パラレルワールド
参ったなー。
咳が止まらない。
こんなこと前にもあったな。
今日に限って飴持ってねーし。
六月と言っても、全然梅雨っぽくない毎日。
蒸し暑い朝の電車の中でオレ、井川翔太は止まらない咳に苦しんでいた。
「これ。」
ふと、同じ学校の女子に話しかけられた。
震える手には、イチゴミルク飴が握られていた。
「あ、先輩。」
彼女はオレの学校の一つ上の先輩で、毎朝電車で一緒になる。
そんな先輩が少し顔を赤くして、うつ向きながら小さく、『おはよう…ございます。』と言ってきた。
「おはよ。ありがとう。」
彼女とはたいした話はしたことなかったから正直驚いたけど。
ああ、デシャブかな?
イチゴミルク飴前にも一度…。
「あの…。」
先輩が遠慮がちに視線を上げると、目が合った。
一瞬。
先輩は目を反らす素振りを見せたけど、すぐに向き直して、オレを見た。
「今日の放課後、話があるので一緒に帰ってくれませんか?」
何で、先輩なのに敬語?
あれ?先輩が敬語で話すこと前にもあった気がする。
「大丈夫…ですよ。それなら、帰りに先輩の教室へ向かいに行きます。」
「え?そんな大丈夫。」
「先輩の教室、2年D組ですよね?オレの教室のすぐ上だから大丈夫です。」
「…、私のクラス、知ってたんだ。」
あ。
何で、知ってたんだろう?
「何でだろう?」
夢でも見てたのかな?
でも、それは悪い夢なんかじゃなくてとても温かい夢だった。
思い出せないけど、とてもいい夢だった気がする。
まぁ、夢なんだから、また見るかもしれない。
オレはイチゴミルク飴を口に入れた。
******
高校一年生になったばかりの六月。
私、白石架菜は、人生で初めての告白をしようと思ってる。
幼馴染みとしてずっと一緒にいた翔太に今さら気持ちを打ち明けるのはとても勇気のいることだったけど。
それでも、今言わないと後悔するって分かってるから。
「翔太、話があるんだけど。」
放課後、学校の帰り支度を初めている翔太に声を掛けると、翔太はビクッと肩を震わせて私を見た。
「驚かせちゃった?ごめん。」
急に声を掛けたせいか、翔太は驚愕の表情で私を見ていた。
思えば、今日一日翔太はいつもと違う気がしてたけど。
まぁ、気にしすぎかな?
学校からのいつも通りの帰り道。
「今日の翔太、いつもと違くない?」
「そ、そう?今朝から頭が痛くて。」
「風邪かな?翔太が風邪なんて珍しいね。」
「そぉだな。」
もしかしたら、勘のいい翔太はこれから私が言うことに気付いているのかもしれない。
ドキドキする胸に手を充てて、私は絞り出すように声を出した。
「翔太ぁ。
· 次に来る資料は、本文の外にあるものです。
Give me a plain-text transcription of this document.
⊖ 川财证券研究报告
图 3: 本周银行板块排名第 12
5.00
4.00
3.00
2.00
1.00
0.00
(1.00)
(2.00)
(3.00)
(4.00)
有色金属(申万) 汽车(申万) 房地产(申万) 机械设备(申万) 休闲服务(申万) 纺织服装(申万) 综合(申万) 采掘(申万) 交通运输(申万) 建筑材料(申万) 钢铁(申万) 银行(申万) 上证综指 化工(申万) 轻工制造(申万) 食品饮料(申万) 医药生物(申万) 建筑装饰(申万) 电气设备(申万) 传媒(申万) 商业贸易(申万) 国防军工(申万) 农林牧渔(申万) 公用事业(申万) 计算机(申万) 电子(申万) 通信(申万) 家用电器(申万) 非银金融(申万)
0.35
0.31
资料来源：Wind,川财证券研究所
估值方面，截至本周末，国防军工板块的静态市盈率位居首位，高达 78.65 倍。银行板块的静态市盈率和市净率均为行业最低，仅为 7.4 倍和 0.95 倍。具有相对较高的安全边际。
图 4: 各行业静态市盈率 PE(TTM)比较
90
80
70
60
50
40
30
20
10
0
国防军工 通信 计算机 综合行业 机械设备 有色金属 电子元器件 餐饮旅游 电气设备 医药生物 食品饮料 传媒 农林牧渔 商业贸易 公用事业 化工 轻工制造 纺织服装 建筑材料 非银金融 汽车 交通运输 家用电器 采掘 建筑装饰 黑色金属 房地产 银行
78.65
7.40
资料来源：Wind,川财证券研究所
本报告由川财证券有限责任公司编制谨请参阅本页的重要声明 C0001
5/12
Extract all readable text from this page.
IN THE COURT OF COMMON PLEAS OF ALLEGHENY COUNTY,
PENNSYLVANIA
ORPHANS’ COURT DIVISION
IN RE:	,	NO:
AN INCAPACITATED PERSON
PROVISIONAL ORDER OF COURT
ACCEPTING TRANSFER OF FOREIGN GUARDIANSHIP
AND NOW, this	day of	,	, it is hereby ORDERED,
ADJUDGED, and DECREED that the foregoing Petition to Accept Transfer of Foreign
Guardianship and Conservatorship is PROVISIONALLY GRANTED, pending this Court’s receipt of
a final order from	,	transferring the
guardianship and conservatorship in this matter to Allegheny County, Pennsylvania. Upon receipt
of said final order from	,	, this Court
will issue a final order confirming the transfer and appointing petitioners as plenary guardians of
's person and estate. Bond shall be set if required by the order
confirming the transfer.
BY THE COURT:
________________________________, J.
あのね..私。私ね翔太が好き。」
言っちゃった‼
好きってたった2文字の言葉にこんなにドキドキしてしまうなんて。
やばい、顔が暑い。
「なんだよ、今さら俺なんて幼稚園の頃からずっと架菜が好きだったよ。」
束の間の沈黙の後、そう言って笑う翔太。
「そういうんじゃなくて、だから..。」
そう、そう言う好きではない。
「あっ、えっと。その俺はほんと、ずっと架菜が好きだった。中学の時、架菜が別の男を見てい時だってずっとおまえだけを見てた。架菜は昔も今もこれからもずっと大切な女の子だって気づけよなまったく。」
ちょっとそっぽをむいたような翔太の顔も私と同じくらい真っ赤だった。
翔太も私のことを好きでいてくれた。
その事実が嬉しすぎて。
「架菜、泣いてるの?」
「あれ?」
翔太に言われて気付く。
涙が零れ落ちる。
「嬉し涙だから、大丈夫。」
自分の意思と関係無く涙が零れるなんて。
告白に相当ドキドキしてたんだな。
って、恥ずかしくなる。
「架菜って泣き虫なんだね。」
私の頭をポンポンと叩いた後に、翔太は自分の髪の毛をくしゃっと触った。
あれ?翔太が自分の髪の毛触るなんて珍しいな。
なんてぼんやり思っていたけど。
この日の私は幸せ過ぎて、他のことを何も考えられなかった。
明日も明後日も、翔太が側にいてくれる限り私は幸せでいられる。
そう確信して、私は翔太の左手に触れた。